Пока я пишу это в дневнике, его лодка удаляется. Рядом со мной на каменистом пляже лежат наши запасы: пища, вода и большие брикеты торфа, ведь на острове нет деревьев — одни кусты для растопки. На песке, выше линии прилива, стоит шлюпка с веслами, чтобы мы могли добраться обратно.
Хотя в последнее время меня преследовала одна навязчивая мысль, сейчас не хочется подниматься и заходить в лачугу. Лили сказала, что здесь я избавлюсь от прошлого и вновь обрету свою украденную жизнь.

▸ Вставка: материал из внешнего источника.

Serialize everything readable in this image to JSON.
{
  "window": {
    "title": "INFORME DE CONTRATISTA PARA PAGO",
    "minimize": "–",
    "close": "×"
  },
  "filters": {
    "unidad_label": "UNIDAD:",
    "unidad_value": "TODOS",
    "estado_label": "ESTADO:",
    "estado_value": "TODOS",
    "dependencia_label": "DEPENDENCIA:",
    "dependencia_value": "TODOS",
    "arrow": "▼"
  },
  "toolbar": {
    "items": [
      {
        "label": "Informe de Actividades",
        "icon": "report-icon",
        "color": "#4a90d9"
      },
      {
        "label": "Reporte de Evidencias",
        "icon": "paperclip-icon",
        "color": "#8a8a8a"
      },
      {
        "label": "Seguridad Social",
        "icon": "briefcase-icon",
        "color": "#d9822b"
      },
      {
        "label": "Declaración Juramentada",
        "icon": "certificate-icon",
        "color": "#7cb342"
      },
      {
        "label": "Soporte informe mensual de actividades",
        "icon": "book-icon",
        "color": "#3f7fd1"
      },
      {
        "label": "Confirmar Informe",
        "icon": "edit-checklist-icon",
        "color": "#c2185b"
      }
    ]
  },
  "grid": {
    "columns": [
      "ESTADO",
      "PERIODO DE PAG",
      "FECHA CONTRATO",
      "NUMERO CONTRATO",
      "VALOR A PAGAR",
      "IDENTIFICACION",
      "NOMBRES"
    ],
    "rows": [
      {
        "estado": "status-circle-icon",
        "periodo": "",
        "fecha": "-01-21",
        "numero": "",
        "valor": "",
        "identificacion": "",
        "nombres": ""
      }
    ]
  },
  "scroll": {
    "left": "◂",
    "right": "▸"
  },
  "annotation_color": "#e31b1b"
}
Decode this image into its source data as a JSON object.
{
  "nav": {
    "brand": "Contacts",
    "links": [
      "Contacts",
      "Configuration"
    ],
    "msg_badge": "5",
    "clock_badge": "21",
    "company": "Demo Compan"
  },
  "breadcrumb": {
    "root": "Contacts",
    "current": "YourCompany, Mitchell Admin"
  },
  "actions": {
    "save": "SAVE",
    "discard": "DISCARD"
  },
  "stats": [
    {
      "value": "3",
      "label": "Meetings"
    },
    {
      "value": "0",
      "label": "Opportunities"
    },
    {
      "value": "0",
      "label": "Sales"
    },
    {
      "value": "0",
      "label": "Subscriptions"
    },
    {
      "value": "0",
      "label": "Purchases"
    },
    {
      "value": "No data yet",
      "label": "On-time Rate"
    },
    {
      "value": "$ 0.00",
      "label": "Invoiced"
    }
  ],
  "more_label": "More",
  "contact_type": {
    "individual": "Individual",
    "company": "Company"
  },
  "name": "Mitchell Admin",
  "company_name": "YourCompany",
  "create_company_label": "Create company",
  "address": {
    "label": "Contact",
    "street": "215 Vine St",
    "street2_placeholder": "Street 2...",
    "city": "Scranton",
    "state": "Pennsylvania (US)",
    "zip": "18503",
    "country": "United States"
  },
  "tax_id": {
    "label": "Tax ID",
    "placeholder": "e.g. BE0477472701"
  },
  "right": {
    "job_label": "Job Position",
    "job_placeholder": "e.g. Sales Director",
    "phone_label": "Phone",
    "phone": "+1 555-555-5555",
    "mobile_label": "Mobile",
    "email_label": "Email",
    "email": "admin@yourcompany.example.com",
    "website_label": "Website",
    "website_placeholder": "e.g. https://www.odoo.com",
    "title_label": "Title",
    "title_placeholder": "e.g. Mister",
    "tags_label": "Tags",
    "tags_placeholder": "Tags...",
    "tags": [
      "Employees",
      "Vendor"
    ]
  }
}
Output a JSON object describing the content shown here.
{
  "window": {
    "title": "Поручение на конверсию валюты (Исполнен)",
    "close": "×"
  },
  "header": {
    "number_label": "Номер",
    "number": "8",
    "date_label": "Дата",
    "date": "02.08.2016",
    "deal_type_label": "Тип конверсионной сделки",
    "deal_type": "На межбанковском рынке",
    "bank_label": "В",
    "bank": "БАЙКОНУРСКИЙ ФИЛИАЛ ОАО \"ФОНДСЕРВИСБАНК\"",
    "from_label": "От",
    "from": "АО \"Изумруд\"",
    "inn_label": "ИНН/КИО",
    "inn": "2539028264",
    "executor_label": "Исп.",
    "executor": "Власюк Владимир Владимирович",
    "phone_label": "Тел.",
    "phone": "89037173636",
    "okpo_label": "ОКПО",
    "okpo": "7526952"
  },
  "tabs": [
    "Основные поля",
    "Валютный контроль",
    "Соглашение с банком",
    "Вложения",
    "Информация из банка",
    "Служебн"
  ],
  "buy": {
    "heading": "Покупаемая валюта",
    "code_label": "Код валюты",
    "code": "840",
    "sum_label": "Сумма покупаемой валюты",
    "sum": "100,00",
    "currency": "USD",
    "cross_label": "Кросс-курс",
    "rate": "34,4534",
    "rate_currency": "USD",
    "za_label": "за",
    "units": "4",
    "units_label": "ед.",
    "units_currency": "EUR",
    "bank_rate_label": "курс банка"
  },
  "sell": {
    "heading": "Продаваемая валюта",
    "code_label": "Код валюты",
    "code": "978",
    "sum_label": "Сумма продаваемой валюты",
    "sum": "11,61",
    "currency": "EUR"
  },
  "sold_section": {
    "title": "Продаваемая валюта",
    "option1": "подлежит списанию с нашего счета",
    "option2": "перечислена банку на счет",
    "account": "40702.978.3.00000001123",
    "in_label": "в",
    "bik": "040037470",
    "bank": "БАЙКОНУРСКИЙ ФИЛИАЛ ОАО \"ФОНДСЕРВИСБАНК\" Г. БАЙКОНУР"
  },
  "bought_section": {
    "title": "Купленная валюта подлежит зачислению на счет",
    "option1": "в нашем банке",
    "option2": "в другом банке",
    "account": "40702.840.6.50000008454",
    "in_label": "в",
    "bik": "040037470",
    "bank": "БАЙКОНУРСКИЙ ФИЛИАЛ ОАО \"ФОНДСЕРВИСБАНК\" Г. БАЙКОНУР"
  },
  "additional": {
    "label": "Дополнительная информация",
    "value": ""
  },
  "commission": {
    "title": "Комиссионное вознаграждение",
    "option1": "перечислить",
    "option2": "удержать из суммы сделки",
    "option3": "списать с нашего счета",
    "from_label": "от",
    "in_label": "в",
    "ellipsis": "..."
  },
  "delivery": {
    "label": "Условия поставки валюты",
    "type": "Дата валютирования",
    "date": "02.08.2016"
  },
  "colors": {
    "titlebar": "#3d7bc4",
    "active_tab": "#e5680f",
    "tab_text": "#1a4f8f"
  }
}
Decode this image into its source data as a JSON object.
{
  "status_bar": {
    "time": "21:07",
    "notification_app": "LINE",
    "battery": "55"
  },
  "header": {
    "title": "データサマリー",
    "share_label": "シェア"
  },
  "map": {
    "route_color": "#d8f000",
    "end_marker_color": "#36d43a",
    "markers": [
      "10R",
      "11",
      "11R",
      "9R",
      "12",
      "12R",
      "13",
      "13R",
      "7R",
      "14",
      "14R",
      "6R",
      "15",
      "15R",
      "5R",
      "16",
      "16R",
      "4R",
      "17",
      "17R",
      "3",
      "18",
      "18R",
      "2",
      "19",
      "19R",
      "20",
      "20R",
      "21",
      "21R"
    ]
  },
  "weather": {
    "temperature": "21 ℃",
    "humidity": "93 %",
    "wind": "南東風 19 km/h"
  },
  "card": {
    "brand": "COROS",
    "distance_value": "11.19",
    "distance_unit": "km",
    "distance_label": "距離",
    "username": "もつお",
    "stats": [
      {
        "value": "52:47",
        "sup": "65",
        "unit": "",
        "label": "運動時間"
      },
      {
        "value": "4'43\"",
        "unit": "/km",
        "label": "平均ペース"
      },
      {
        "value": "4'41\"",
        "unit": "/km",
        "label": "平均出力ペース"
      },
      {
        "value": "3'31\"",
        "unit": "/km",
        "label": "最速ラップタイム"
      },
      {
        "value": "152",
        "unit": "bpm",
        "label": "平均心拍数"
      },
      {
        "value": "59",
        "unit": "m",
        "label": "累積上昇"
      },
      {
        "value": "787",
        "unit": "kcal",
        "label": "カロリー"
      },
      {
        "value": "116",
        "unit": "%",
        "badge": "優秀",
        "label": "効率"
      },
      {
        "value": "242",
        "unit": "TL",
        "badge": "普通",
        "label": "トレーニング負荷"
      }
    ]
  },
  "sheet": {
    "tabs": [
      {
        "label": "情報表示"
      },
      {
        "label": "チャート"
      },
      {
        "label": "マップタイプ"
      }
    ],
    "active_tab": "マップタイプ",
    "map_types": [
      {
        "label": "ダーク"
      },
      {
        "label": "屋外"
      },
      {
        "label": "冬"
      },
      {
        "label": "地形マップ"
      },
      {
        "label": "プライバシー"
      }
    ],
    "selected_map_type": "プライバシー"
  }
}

Обрету? Но разве я еще не человек? По крайней мере, я уже стал глупцом. Нужно обладать головой и сердцем глупца, чтобы делать то, чего я так страшусь. Я же прекрасно понимаю, что мой поступок обречен, проклят. Теперь меня подталкивает не просто вожделение. В последние дни ласковое выражение лица сменилось у Лили ухмылкой мертвеца. Но я уже попался в сеть. Чем больше буду барахтаться, тем сильнее запутаюсь. Поэтому я лежу неподвижно и жду паука.
Позже
Когда я наконец отложил перо, собрал запасы и поднялся на холм, Лили уже миновала две каменные лачуги у самой тропы и подошла к третьей. Ее дверь висела на одной ржавой петле, накренившись внутрь. Соломенная крыша провалилась и трухлявым пологом прикрывала вход во внутреннюю комнату, где отец оборудовал лабораторию. От нее не осталось ни мебели, ни химических приборов, ни малейшего осколка разбитой пробирки.
Я переступил порог. Повеяло ледяной сыростью.
— Лили?
— Я здесь.
Она безошибочно нашла нужную лачугу и комнату. Я смел в сторону упавшую солому.
Внутри хижина была голой, если не считать каменной глыбы такой длины и ширины, что на ней могло поместиться существо моего размера. Теперь там лежала Лили, растянувшись, словно покойница перед погребением: руки по швам, веки опущены. Глядя на бледную кожу, на которую падала тень, и впалые щеки, так легко было представить ее мертвой, и я открыл в изумлении рот. Лили тихо засмеялась.